Steve Byfield, Founder of Nyarai Cellars

Photo courtesy of Sherry Smith.

Steve Byfield enrolled in York University in hopes of learning to be a musician, but it seems he was destined to be a winemaker. 

In 2008, Byfield and his business partner founded Nyarai Cellars. “Nyarai” is derived from the Southern African Shona dialect meaning “humility.” Indeed, it’s a word that aptly describes Byfield himself: he paid his dues, absorbing as much knowledge as he could and tackling every challenge and opportunity head-on to reach this point in his winemaking journey. 

Now, Byfield is the only Black winemaker in Canada. Though that title isn’t lost on him, Byfield assures that it’s foremost about the wine. With each bottle, he says: “I can present to you and convey the story of [Nyarai Cellars]. That’s the whole experience.” Nyarai Cellars’s wine can be purchased from the business’s website, nyaraicellars.ca.

Before you were making wine, you were studying jazz music at York University. That’s a big leap in industry! What inspired you to change direction? 

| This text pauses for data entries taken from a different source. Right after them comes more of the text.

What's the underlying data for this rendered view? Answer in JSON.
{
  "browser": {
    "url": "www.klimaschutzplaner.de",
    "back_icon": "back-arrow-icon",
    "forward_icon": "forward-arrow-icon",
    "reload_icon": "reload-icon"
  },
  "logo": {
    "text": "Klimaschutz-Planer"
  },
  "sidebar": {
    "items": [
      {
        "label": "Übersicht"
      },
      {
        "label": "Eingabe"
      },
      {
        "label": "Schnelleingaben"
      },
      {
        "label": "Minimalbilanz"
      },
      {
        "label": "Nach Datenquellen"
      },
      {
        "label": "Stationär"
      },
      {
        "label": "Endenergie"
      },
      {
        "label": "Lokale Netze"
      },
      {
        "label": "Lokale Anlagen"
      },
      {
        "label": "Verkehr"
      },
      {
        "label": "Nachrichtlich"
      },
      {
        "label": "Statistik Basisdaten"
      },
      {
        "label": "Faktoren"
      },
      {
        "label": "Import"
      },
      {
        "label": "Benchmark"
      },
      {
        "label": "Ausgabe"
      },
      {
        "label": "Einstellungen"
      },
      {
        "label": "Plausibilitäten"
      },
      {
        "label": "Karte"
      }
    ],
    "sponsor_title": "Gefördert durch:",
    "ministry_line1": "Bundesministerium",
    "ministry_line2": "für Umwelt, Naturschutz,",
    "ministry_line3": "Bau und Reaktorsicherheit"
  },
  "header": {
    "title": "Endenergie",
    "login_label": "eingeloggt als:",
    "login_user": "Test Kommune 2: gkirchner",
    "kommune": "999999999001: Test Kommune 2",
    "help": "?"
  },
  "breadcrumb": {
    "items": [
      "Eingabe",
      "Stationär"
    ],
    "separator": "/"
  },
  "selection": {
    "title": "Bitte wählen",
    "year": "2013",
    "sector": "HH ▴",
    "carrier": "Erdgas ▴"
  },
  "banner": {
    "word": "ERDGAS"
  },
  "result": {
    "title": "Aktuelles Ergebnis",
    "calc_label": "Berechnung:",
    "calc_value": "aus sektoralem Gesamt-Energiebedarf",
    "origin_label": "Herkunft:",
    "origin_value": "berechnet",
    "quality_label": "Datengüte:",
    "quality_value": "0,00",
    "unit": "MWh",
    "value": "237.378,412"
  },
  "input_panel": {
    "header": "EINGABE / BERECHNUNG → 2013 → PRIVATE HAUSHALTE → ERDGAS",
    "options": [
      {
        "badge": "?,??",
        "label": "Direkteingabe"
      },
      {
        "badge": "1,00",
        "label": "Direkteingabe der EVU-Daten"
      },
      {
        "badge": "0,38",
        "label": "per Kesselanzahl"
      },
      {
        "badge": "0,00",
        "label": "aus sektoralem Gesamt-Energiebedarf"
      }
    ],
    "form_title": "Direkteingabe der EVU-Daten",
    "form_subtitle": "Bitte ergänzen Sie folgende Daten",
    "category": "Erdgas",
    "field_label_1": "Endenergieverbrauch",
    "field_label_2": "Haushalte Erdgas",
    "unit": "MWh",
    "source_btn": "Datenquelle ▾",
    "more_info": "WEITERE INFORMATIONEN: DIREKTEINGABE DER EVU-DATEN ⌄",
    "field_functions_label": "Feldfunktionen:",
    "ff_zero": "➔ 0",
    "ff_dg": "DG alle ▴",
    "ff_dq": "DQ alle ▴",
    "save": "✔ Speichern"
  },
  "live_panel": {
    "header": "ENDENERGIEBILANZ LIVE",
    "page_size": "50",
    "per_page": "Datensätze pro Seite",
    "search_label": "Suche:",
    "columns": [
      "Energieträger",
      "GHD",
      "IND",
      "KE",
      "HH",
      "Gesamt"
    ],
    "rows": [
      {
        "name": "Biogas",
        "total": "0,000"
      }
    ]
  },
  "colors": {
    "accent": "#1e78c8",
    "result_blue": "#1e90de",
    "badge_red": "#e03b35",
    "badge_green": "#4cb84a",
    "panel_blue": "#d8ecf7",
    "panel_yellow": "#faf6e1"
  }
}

I was looking for a part-time job between classes. I took a job with a gentleman who put up an ad at the university student unemployment office for consumer help at a “you-brewery” — a place where you, the consumer, can make beer and wine and someone helps you basically do everything except the one critical act of [fermentation.] I had no winemaking experience but didn’t mind wine. I was a mature student then, and the gentleman saw that, and we talked about what he wanted in terms of help, assistance, and duties. We just hit it off. After the interview, he said, “When you come back next week, we’ll try it out.”

Shortly afterwards, I really got fascinated by the whole concept of winemaking, and I did that [job] until I graduated from university. Then, I took a part-time job with SOCAN (the Society of Composers, Authors, and Music Publishers of Canada) just to utilize the music degree that I earned. But I always had, in the back of my mind, the idea that it would be cool to see winemaking from the commercial end.

A year later, I approached a few wineries in north-end Toronto, asking about openings. Three of them said no, but Southwark Farms was looking for somebody. I was hired mostly on-the-spot to help out in their retail store as a product consultant. It helped that I had some winemaking experience (albeit as an amateur winemaker). Several months later, the winemaker, the store manager, and the property owner of Southwark Farms approached me, asking me if I would be interested in apprenticing with them. 

It wasn’t anything I really aspired to do. I just fell into it. But by the time I did my first harvest with them (I remember this moment vividly), we were processing pinot noir that came from Niagara Lake. I remember being in front of the press, covered head-to-toe in grapes, juicy skins, seeds, and mush, and thinking, “I don’t want to be anywhere but here.” I knew I found my calling.

[I spent the following years climbing the ranks from apprentice winemaker to assistant winemaker, and taking online courses in oenology, grape-growing, chemistry, etc.] and that kind of helped me gain confidence and definitely fuelled my desire to stretch my wings and leave Southwark and pursue other winemaking jobs. I got an opportunity to become a winemaker at a small boutique winery, which was where I met my now-business partner. We started Nyarai Cellars a year and a half later. 

Nyarai Cellars is a virtual winery, which is a winemaking model that a lot of people might not know about. How would you define what a “virtual winery” is?

Good question, and I would answer that by saying, a lot of people may not know [what a virtual winery is] just because we’re North American. The whole concept of a virtual wine operation is based on the French term garagistes, which refers to “garage winemaking.” It’s an arrangement or a situation where someone wants to make wine but can’t because they need money to buy land, equipment, a license, and so forth, so a winery owner [will offer] space in their own cellar or vineyard for that person to produce wine.

[A lot of major labels today] started off as virtual labels, so when I started Nyarai in 2008, I told my business partner, Rod Ingram, that I wanted to base it on what [the major labels] first did. 

You’ve said before: “It’s easy to make the wine. Anyone can make wine. It’s much harder to sell the wine.” Can you talk about why that is so?

The winemaking process is important in terms of trading, getting, and receiving grapes. I normally tell people that 90 per cent of the winemaking happens out in the vineyard because the grape-grower has to spend, basically, 12 months to make sure that the vines get through the winter and are prepped to go into dormancy. Essentially, the winemaking is only as good as the fruit or the materials that received them in the fall. 

Once the wines [hit the shelves], a lot of people say, “Okay, my job’s done. We’ll see if it sells.” I think a lot of people don’t really understand that [winemaking] is just half of the journey. There’s a whole other aspect: you now have to take that product and have an idea as to how you’re going to brand that product. The whole thing is to convey the whole story, the whole journey of what happened in the fields, the processing, the cellar-ing, the aging, the maturation in bottles and on the shelf, and then relating that to the consumer.

I really enjoy talking to people who [visit], who want to buy our wine and talk to me. I take a little bit of pride in saying, “I did this. I did that.” I can present to you and convey the story [of Nyarai Cellars]. That’s the whole experience.